Library and Archive

Peter Apian, Instrument buch (Ingolstadt, 1533), title page.
The Museum library holdings number approximately 20,000. Details can be found in the searchable and browseable on-line library catalogue.
The Museum library serves the needs of students and scholars studying historical themes associated with the Museum collections (chiefly the history of scientific instruments) as well as preserving books, archives, and other paper artefacts as part of the Museum collections themselves.
In addition to its main theme of scientific instruments, the library also has strong antiquarian holdings in those sciences most involved with instrumentation, particularly astronomy, geometry, optics, chemistry, and physics (natural or experimental philosophy). It also has unexpected strengths in some other fields, such as zoology, botany, and the medical sciences, and of course a traditional interest in Oxford science and in the history of museums.

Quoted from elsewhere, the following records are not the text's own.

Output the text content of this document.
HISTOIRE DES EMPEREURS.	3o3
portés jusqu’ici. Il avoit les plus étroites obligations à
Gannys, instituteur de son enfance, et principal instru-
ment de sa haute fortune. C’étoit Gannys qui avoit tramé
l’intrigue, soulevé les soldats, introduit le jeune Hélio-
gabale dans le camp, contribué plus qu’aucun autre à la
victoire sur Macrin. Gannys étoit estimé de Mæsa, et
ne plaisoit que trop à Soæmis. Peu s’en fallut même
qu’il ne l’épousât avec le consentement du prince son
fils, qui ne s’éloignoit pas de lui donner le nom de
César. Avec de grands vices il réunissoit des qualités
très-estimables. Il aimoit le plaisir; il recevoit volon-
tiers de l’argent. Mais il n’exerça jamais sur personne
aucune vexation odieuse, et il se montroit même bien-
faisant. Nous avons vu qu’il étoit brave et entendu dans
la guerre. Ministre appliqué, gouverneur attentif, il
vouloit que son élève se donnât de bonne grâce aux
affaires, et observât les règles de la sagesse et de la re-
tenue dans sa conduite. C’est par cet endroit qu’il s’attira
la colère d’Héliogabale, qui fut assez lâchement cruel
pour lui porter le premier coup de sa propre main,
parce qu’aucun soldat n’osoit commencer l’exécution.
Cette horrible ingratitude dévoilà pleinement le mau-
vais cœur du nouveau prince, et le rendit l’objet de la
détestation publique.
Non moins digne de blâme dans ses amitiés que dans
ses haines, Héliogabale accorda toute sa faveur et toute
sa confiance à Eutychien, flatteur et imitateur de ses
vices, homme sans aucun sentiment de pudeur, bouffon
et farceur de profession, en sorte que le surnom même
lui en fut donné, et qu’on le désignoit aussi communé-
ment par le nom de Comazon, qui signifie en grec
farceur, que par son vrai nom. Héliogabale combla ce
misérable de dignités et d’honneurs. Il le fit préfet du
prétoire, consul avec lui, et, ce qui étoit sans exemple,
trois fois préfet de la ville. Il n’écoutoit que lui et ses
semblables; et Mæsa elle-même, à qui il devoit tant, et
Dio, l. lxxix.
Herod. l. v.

Its rarer books – many of them belonging to the founder’s library – include several incunabula, some interesting bindings, and numerous association copies. A large quantity of rare early pamphlets is also held, and some runs of old scientific periodicals. There are about 15,000 volumes altogether, dating from 1476 to the present. Antiquarian material predominates, but is supplemented by selected modern reference works and historical monographs, by offprints of historical articles, and by some relevant history of science journals. The library also manages the Museum’s important collections of printed ephemera, prints, photographs, and manuscripts.